HOME provides formula grants to States and localities that communities use — often in partnership with local nonprofit groups — to fund a wide range of activities that build, buy, and/or rehabilitate affordable housing for rent or homeownership or provide direct rental assistance to low-income people. HOME is authorized under Title II of the Cranston-Gonzalez National Affordable Housing Act. Program regulations are at 24 CFR Part 92.
HOME is the largest Federal block grant to State and local governments designed exclusively to create affordable housing for low-income households. Each year it allocates approximately $2 billion among the States and hundreds of localities nationwide. The program was designed to reinforce several important values and principles of community development.
HOME’s flexibility empowers people and communities to design and implement strategies tailored to their own needs and priorities. HOME’s emphasis on consolidated planning expands and strengthens partnerships among all levels of government and the private sector in the development of affordable housing. HOME’s technical assistance activities and set-aside for qualified community-based nonprofit housing groups builds the capacity of these partners. HOME’s requirement that participating jurisdictions (PJs) match 25 cents of every dollar in program funds mobilizes community resources in support of affordable housing.
Types of Assistance
HOME funds are awarded annually as formula grants to participating jurisdictions. HUD establishes HOME Investment Trust Funds for each grantee, providing a line of credit that the jurisdiction may draw upon as needed. The program’s flexibility allows States and local governments to use HOME funds for grants, direct loans, loan guarantees or other forms of credit enhancement, or rental assistance or security deposits.

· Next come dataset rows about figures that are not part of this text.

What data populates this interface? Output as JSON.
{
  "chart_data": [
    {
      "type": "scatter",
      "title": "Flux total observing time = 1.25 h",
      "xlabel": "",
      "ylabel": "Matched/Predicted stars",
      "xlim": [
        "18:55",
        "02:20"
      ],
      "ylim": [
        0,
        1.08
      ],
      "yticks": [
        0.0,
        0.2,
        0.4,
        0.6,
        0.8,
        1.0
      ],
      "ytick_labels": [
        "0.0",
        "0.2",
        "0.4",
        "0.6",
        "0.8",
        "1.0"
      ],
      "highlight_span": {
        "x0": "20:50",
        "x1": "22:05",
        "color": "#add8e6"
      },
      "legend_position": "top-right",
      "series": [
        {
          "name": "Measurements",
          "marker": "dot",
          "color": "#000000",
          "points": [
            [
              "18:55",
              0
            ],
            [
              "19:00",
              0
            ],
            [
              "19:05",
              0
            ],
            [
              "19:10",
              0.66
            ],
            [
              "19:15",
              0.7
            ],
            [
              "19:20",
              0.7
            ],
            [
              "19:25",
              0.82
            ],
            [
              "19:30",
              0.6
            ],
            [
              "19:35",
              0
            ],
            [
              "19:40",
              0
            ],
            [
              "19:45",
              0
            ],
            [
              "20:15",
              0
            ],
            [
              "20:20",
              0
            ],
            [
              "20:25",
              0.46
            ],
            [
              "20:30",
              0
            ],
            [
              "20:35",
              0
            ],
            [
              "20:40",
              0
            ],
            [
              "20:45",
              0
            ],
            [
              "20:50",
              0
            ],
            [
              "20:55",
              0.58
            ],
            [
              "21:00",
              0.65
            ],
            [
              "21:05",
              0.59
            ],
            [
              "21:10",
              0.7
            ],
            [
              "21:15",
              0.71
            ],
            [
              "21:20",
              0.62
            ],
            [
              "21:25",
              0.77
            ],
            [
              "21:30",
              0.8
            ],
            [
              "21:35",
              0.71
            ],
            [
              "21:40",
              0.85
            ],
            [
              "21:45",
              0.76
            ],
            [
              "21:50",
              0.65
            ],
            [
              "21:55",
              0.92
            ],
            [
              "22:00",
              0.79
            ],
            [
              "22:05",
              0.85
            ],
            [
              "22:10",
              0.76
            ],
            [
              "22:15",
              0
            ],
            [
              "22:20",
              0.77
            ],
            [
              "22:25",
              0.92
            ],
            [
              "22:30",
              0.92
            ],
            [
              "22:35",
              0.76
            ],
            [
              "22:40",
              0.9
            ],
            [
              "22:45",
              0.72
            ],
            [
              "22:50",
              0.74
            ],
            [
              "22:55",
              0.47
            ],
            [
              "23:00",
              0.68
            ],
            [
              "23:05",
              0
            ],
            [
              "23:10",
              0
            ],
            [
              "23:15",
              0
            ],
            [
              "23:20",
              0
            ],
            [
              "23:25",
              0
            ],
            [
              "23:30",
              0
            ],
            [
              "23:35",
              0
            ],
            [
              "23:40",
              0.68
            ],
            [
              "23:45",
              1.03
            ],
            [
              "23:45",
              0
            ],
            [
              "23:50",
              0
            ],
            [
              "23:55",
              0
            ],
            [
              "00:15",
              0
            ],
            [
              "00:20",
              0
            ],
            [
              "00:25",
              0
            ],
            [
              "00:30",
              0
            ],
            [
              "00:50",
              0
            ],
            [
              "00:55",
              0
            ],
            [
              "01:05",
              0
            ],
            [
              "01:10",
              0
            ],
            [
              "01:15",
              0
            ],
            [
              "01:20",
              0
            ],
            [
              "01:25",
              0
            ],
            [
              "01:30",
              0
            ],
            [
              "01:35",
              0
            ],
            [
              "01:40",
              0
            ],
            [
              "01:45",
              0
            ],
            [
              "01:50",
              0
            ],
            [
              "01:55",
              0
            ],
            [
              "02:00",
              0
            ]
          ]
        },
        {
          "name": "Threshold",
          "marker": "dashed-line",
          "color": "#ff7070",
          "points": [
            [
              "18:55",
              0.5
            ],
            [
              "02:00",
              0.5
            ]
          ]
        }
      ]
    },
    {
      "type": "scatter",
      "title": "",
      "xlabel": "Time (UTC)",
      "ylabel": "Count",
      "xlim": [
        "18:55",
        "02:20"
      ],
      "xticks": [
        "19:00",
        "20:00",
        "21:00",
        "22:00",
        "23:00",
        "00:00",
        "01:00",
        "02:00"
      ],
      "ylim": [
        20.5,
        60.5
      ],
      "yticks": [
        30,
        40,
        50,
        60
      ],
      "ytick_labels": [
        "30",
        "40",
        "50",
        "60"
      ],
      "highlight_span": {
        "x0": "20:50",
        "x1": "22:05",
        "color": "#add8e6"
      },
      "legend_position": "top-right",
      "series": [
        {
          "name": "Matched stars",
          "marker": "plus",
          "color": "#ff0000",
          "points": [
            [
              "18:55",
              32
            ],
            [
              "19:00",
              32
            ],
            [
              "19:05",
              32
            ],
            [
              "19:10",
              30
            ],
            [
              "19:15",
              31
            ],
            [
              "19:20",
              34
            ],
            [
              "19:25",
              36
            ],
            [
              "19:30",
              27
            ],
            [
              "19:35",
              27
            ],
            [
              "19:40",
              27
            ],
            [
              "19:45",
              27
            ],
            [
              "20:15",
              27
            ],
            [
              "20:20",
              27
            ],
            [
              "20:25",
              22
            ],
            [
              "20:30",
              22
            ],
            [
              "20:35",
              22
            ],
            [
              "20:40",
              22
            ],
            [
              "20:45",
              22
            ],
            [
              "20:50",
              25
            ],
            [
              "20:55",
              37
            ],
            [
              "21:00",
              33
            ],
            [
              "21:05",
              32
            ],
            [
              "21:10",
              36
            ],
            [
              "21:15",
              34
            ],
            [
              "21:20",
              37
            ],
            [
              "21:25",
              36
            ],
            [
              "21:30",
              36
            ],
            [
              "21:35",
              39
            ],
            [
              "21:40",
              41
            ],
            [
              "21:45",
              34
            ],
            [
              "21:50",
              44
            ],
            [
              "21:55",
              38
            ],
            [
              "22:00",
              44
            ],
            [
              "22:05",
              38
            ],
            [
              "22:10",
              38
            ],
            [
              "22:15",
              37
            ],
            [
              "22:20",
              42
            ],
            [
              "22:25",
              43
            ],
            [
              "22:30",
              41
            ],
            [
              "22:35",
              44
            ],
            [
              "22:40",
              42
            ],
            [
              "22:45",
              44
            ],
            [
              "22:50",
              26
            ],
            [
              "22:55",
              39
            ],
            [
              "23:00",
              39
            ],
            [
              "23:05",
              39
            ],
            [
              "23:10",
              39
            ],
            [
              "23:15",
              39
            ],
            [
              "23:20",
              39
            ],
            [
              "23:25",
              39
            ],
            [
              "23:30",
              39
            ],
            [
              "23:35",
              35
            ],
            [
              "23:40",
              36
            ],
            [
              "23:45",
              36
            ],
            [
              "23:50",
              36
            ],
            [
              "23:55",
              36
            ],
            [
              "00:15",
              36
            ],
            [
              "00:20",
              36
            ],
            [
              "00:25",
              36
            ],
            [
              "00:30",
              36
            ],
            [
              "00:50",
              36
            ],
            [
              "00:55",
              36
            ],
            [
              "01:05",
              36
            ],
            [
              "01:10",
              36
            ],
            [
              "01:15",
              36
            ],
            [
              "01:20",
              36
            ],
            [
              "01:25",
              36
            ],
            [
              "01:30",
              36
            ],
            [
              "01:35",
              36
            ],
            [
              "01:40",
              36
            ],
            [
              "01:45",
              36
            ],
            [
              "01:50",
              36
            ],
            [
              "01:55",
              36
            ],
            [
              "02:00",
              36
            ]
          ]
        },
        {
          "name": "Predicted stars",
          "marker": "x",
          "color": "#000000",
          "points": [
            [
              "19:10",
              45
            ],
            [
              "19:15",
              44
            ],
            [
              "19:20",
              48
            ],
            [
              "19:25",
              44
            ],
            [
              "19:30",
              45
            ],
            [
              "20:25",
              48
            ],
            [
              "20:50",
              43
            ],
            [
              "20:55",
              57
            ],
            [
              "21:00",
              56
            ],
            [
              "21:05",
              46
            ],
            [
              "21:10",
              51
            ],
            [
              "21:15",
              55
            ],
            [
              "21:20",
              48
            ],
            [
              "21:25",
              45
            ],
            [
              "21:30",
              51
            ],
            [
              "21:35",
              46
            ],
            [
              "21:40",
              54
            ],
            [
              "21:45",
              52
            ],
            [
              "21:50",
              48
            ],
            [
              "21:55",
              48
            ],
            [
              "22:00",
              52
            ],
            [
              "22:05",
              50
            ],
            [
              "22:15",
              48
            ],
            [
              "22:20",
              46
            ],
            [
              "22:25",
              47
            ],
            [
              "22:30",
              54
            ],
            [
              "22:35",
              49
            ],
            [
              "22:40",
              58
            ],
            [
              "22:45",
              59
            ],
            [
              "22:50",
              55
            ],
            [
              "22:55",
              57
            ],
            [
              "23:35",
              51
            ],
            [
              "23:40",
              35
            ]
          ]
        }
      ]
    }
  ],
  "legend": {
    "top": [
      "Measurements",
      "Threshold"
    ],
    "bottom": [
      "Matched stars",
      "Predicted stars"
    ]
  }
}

The eligibility of households for HOME assistance varies with the nature of the funded activity. For rental housing and rental assistance, at least 90 percent of benefiting families must have incomes that are no more than 60 percent of the HUD-adjusted median family income for the area. In rental projects with five or more assisted units, at least 20% of the units must be occupied by families with incomes that do not exceed 50% of the HUD-adjusted median. The incomes of households receiving HUD assistance must not exceed 80 percent of the area median. HOME income limits are published each year by HUD.
Participating jurisdictions may choose among a broad range of eligible activities, using HOME funds to provide home purchase or rehabilitation financing assistance to eligible homeowners and new homebuyers; build or rehabilitate housing for rent or ownership; or for “other reasonable and necessary expenses related to the development of non-luxury housing,” including site acquisition or improvement, demolition of dilapidated housing to make way for HOME-assisted development, and payment of relocation expenses. PJs may use HOME funds to provide tenant-based rental assistance contracts of up to 2 years if such activity is consistent with their Consolidated Plan and justified under local market conditions. This assistance may be renewed. Up to 10 percent of the PJ’s annual allocation may be used for program planning and administration.
HOME-assisted rental housing must comply with certain rent limitations. HOME rent limits are published each year by HUD. The program also establishes maximum per unit subsidy limits and maximum purchase-price limits.
Some special conditions apply to the use of HOME funds. PJs must match every dollar of HOME funds used (except for administrative costs) with 25 cents from nonfederal sources, which may include donated materials or labor, the value of donated property, proceeds from bond financing, and other resources. The match requirement may be reduced if the PJ is distressed or has suffered a Presidentially declared disaster. In addition, PJs must reserve at least 15 percent of their allocations to fund housing to be owned, developed, or sponsored by experienced, community-driven nonprofit groups designated as Community Housing Development Organizations (CHDOs). PJs must ensure that HOME-funded housing units remain affordable in the long term (20 years for new construction of rental housing; 5-15 years for construction of homeownership housing and housing rehabilitation, depending on the amount of HOME subsidy). PJs have two years to commit funds (including reserving funds for CHDOs) and five years to spend funds.
Homebuyer Loan Assistance Program
Under this program the County lends qualifying households $7,500.00 or 5% of the purchase price, the lesser of the two, to help pay a portion of the down payment and/or closing costs. The total amount the County will lend is based on the total amount needed to “close the gap” in financing. In addition, the prospective homeowner is required to “match” our loan amount with their money, another grant or a gift from a relative. The county places an affordability period of 15 years on all assisted properties, but forgives the loan from years 7-15 at a 10% annual incremental decrease. The loan is totally forgiven after 15 years.